I was pleased with the Labour Party’s big win in the British election this week for a couple of reasons: Labour’s philosophy is closer to mine and the 14 years of Conservative rule were largely chaos and mismanagement.
Looking superficially at the election results, one might get the impression that Labour was the overwhelming choice of the British people. One would be wrong. In fact, the overwhelming majority of the British people did not choose Labour. While Labour won almost two-thirds of the seats in the House of Commons, it won only a third of the popular vote. In fact, the two right-wing parties, the Conservatives and Reform combined received more votes than Labour. Despite their greater popularity among the voters, the two parties won only 19 percent of the seats.
Considering the limited popularity of Labour combined with the worst voter turnout in decades hardly suggests enthusiastic support. One commentator aptly referred to it as “a loveless landslide.” Or as King’s College professor Anand Menon put it “We wanted change, but we aren’t inspired by Labour.”
The gross misrepresentation of the will of the people is of course the result of the ridiculously undemocratic first-past-the-post voting system, the same British anachronism that we suffer under.

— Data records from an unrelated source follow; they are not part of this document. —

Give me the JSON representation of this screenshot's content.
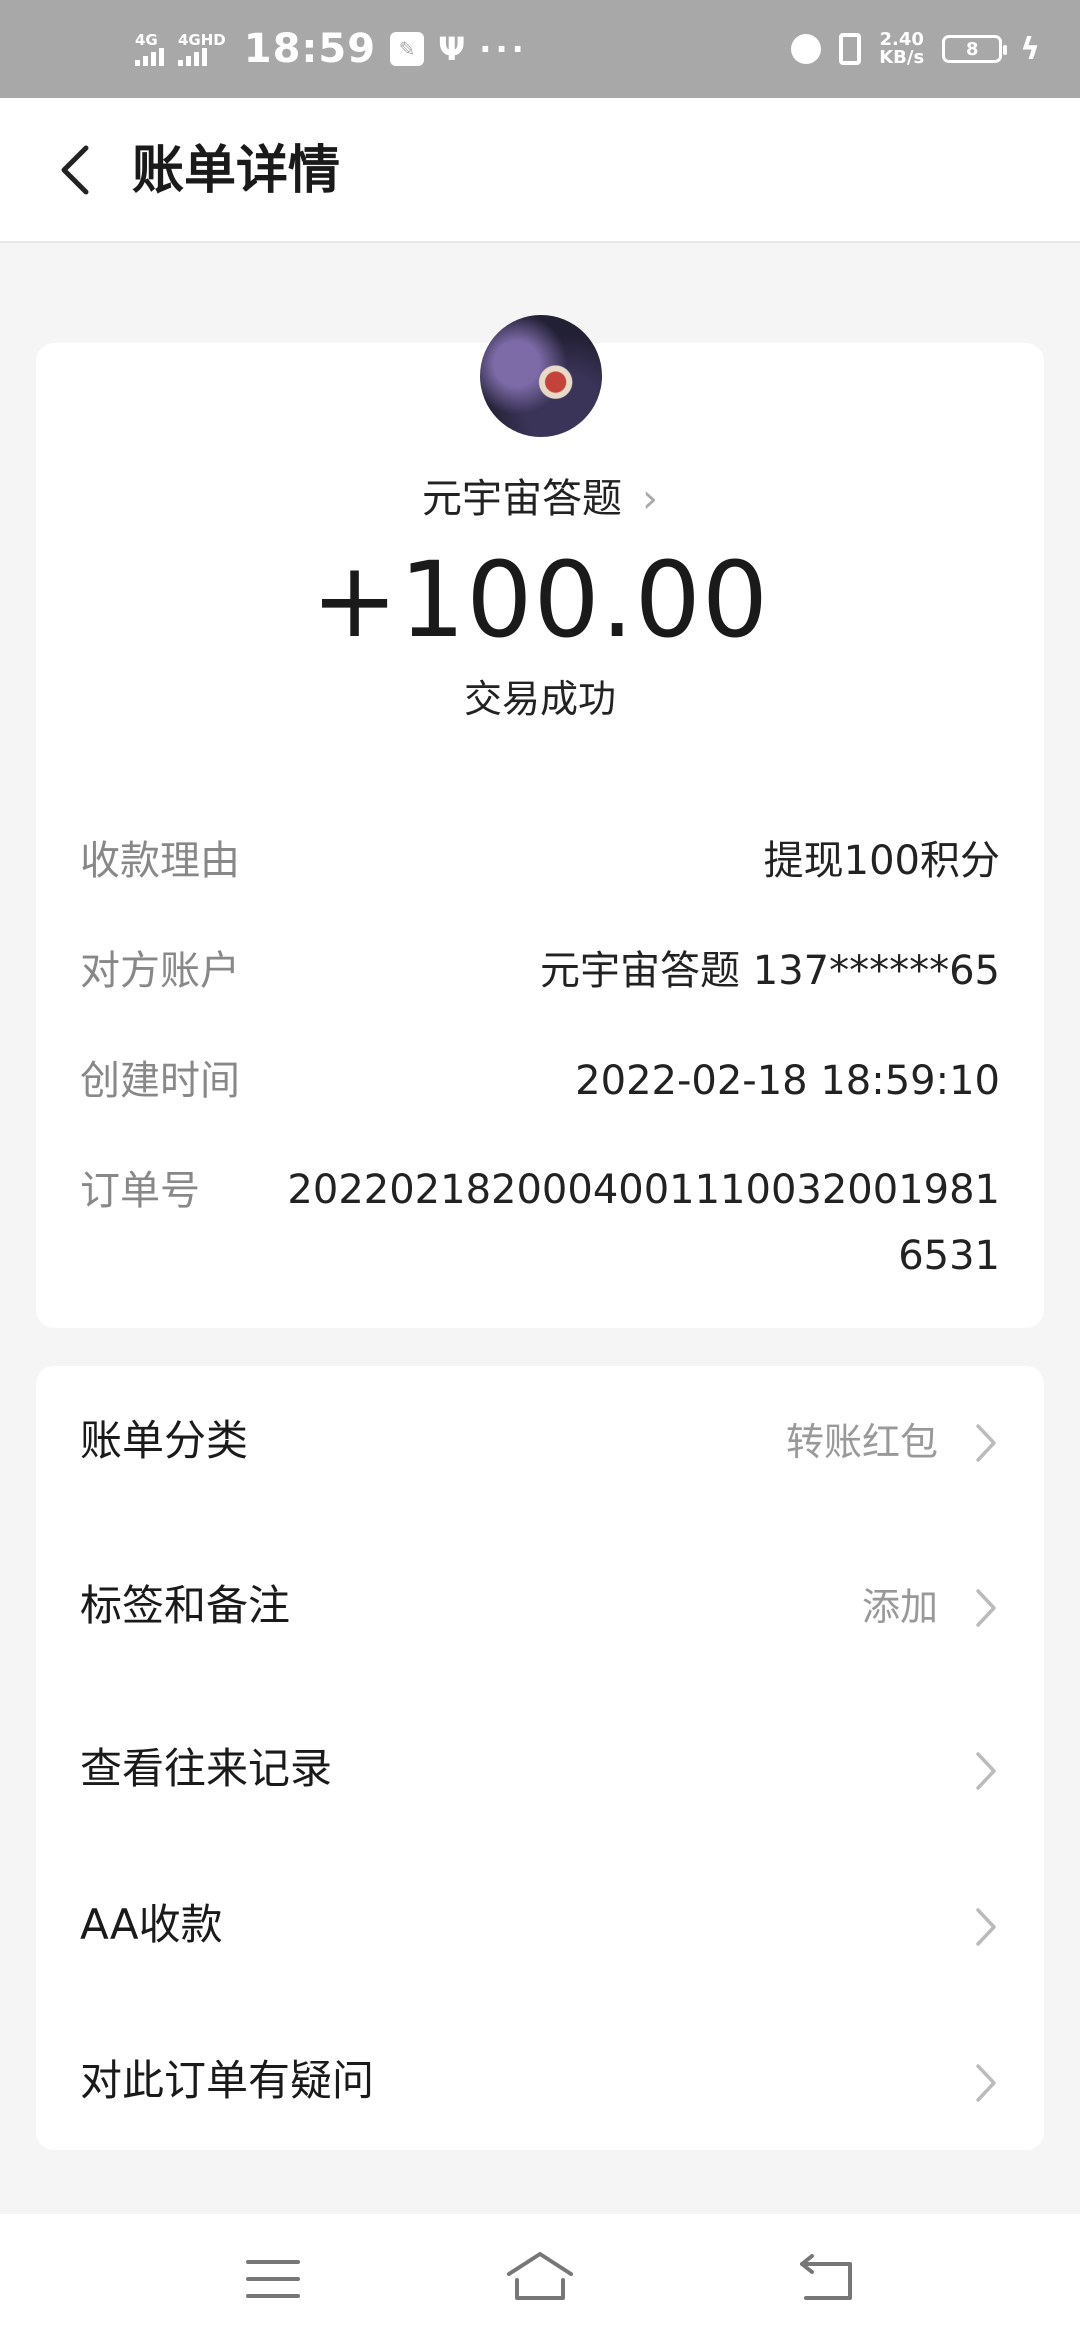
{
  "status_bar": {
    "net1": "4G",
    "net2": "4GHD",
    "time": "18:59",
    "speed_value": "2.40",
    "speed_unit": "KB/s",
    "battery": "8"
  },
  "header": {
    "title": "账单详情"
  },
  "summary": {
    "payee": "元宇宙答题",
    "amount": "+100.00",
    "status": "交易成功"
  },
  "details": [
    {
      "label": "收款理由",
      "value": "提现100积分"
    },
    {
      "label": "对方账户",
      "value": "元宇宙答题 137******65"
    },
    {
      "label": "创建时间",
      "value": "2022-02-18 18:59:10"
    },
    {
      "label": "订单号",
      "value": "20220218200040011100320019816531"
    }
  ],
  "actions": [
    {
      "label": "账单分类",
      "value": "转账红包"
    },
    {
      "label": "标签和备注",
      "value": "添加"
    },
    {
      "label": "查看往来记录",
      "value": ""
    },
    {
      "label": "AA收款",
      "value": ""
    },
    {
      "label": "对此订单有疑问",
      "value": ""
    }
  ]
}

The mockery of democracy extended to the smaller parties. The moderate Liberal Democrats won 71 seats with 12 percent of the vote; the right-wing Reform, who cut heavily into Conservative support, got only five seats for 14 percent of the vote.
The question now arises, how should Labour lead? That the people wanted change can hardly be in any doubt. The ruling Conservatives were delivered the worst defeat in their party’s history. But why? Because the Conservatives were chaotic and incompetent, or because the electorate seeks major change? Or are British electors just fed up with their political class?

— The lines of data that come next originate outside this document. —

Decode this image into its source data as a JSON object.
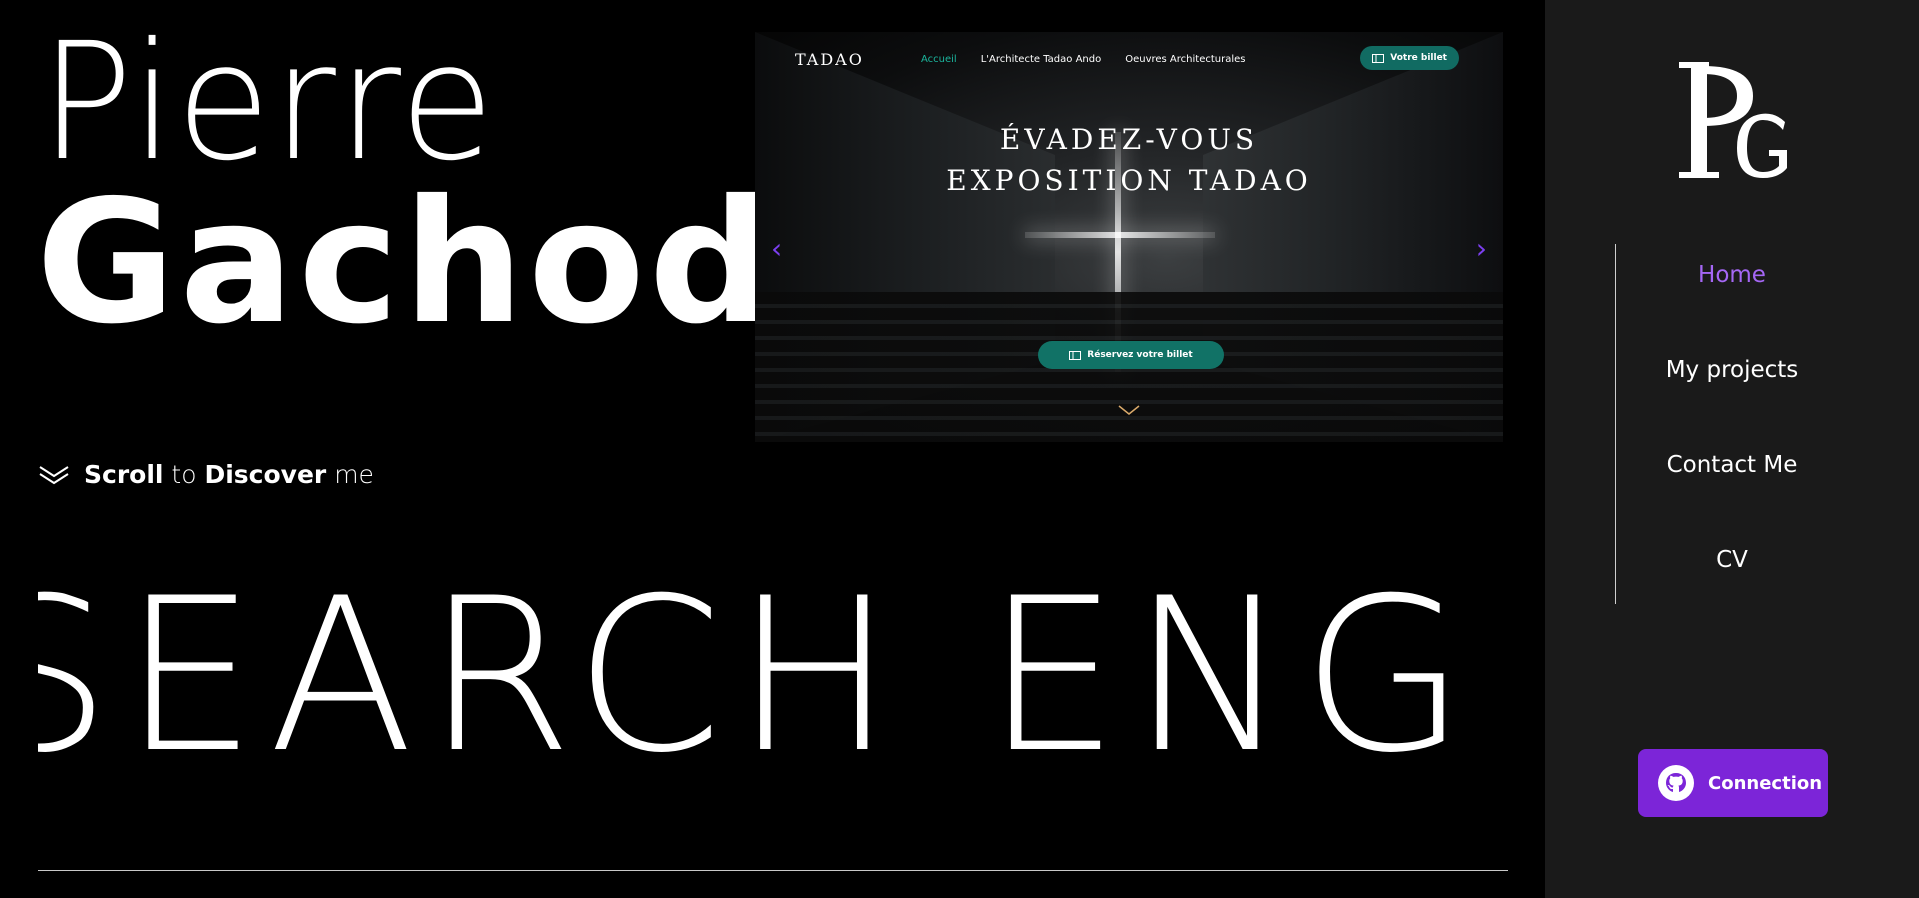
{
  "hero": {
    "first_name": "Pierre",
    "last_name": "Gachod",
    "scroll_word1": "Scroll",
    "scroll_word2": " to ",
    "scroll_word3": "Discover",
    "scroll_word4": " me"
  },
  "preview": {
    "logo": "TADAO",
    "nav": [
      "Accueil",
      "L'Architecte Tadao Ando",
      "Oeuvres Architecturales"
    ],
    "ticket_label": "Votre billet",
    "title_line1": "ÉVADEZ-VOUS",
    "title_line2": "EXPOSITION TADAO",
    "cta_label": "Réservez votre billet",
    "prev_arrow": "‹",
    "next_arrow": "›",
    "accent_color": "#1bb59d",
    "button_color": "#117266",
    "arrow_color": "#7c3ff0"
  },
  "marquee": {
    "text": "SEARCH ENGI"
  },
  "sidebar": {
    "monogram": "PG",
    "items": [
      {
        "label": "Home",
        "active": true
      },
      {
        "label": "My projects",
        "active": false
      },
      {
        "label": "Contact Me",
        "active": false
      },
      {
        "label": "CV",
        "active": false
      }
    ],
    "connect_label": "Connection",
    "active_color": "#a567f5",
    "button_color": "#7c25d8"
  }
}
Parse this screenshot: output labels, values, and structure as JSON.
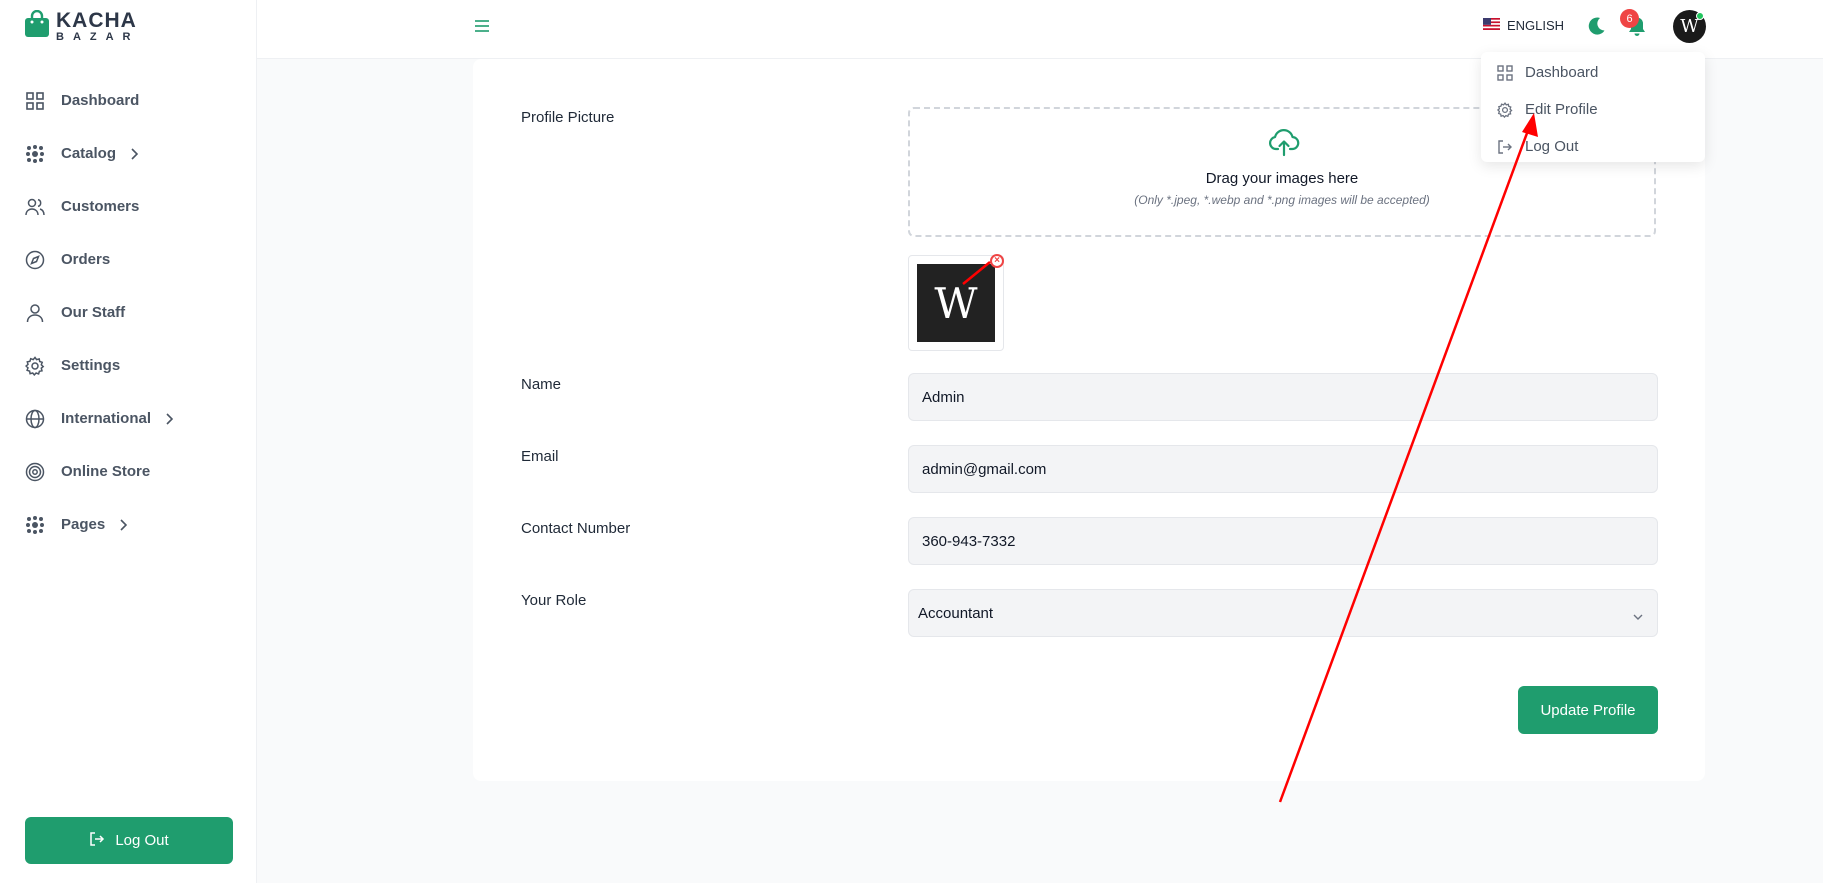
{
  "brand": {
    "line1": "KACHA",
    "line2": "BAZAR",
    "color": "#1f9d6e"
  },
  "sidebar": {
    "items": [
      {
        "label": "Dashboard",
        "icon": "grid-icon",
        "has_submenu": false
      },
      {
        "label": "Catalog",
        "icon": "catalog-icon",
        "has_submenu": true
      },
      {
        "label": "Customers",
        "icon": "users-icon",
        "has_submenu": false
      },
      {
        "label": "Orders",
        "icon": "compass-icon",
        "has_submenu": false
      },
      {
        "label": "Our Staff",
        "icon": "user-icon",
        "has_submenu": false
      },
      {
        "label": "Settings",
        "icon": "gear-icon",
        "has_submenu": false
      },
      {
        "label": "International",
        "icon": "globe-icon",
        "has_submenu": true
      },
      {
        "label": "Online Store",
        "icon": "target-icon",
        "has_submenu": false
      },
      {
        "label": "Pages",
        "icon": "pages-icon",
        "has_submenu": true
      }
    ],
    "logout_label": "Log Out"
  },
  "header": {
    "language": "ENGLISH",
    "notification_count": "6",
    "avatar_letter": "W"
  },
  "profile_menu": {
    "items": [
      {
        "label": "Dashboard",
        "icon": "grid-icon"
      },
      {
        "label": "Edit Profile",
        "icon": "gear-icon"
      },
      {
        "label": "Log Out",
        "icon": "logout-icon"
      }
    ]
  },
  "form": {
    "profile_picture_label": "Profile Picture",
    "dropzone_title": "Drag your images here",
    "dropzone_hint": "(Only *.jpeg, *.webp and *.png images will be accepted)",
    "thumbnail_letter": "W",
    "name_label": "Name",
    "name_value": "Admin",
    "email_label": "Email",
    "email_value": "admin@gmail.com",
    "contact_label": "Contact Number",
    "contact_value": "360-943-7332",
    "role_label": "Your Role",
    "role_value": "Accountant",
    "submit_label": "Update Profile"
  },
  "colors": {
    "accent": "#1f9d6e",
    "badge": "#ef4444",
    "annotation": "#ff0000"
  }
}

We can’t really tell from the Labour landslide. Not only did they win with a relatively small vote, but they presented nothing major in their platform
Their leader, and new Prime Minister, Keir Starmer, is reputed to be solid middle of the road, socially left, economically right—a bright but dull technocrat. He told his supporters that the goal of his government would be “To restore service and respect to politics. End the era of noisy performance. Tread more lightly on your lives. And unite our country.” Whatever he means by that, it doesn’t sound like anything radical can be expected. No Jeremy Corbyn nonsense here.
In particular, left-wingers cannot assume the landslide means a slew of social democratic policy. Nor should they. Clearly the voters have sanctioned no such thing despite those 412 Labour seats. Under the first-past-the-post system, parties that win large majorities despite receiving only a minority of the votes are inclined to boast of their “mandate” to carry out an ideological platform when in fact most voters don’t even want them in government.
PM-elect Starmer appears to suggest that his party will govern moderately and restore respect to politics. That would seem to be an excellent approach. There seems to be no mandate from the British people for anything else.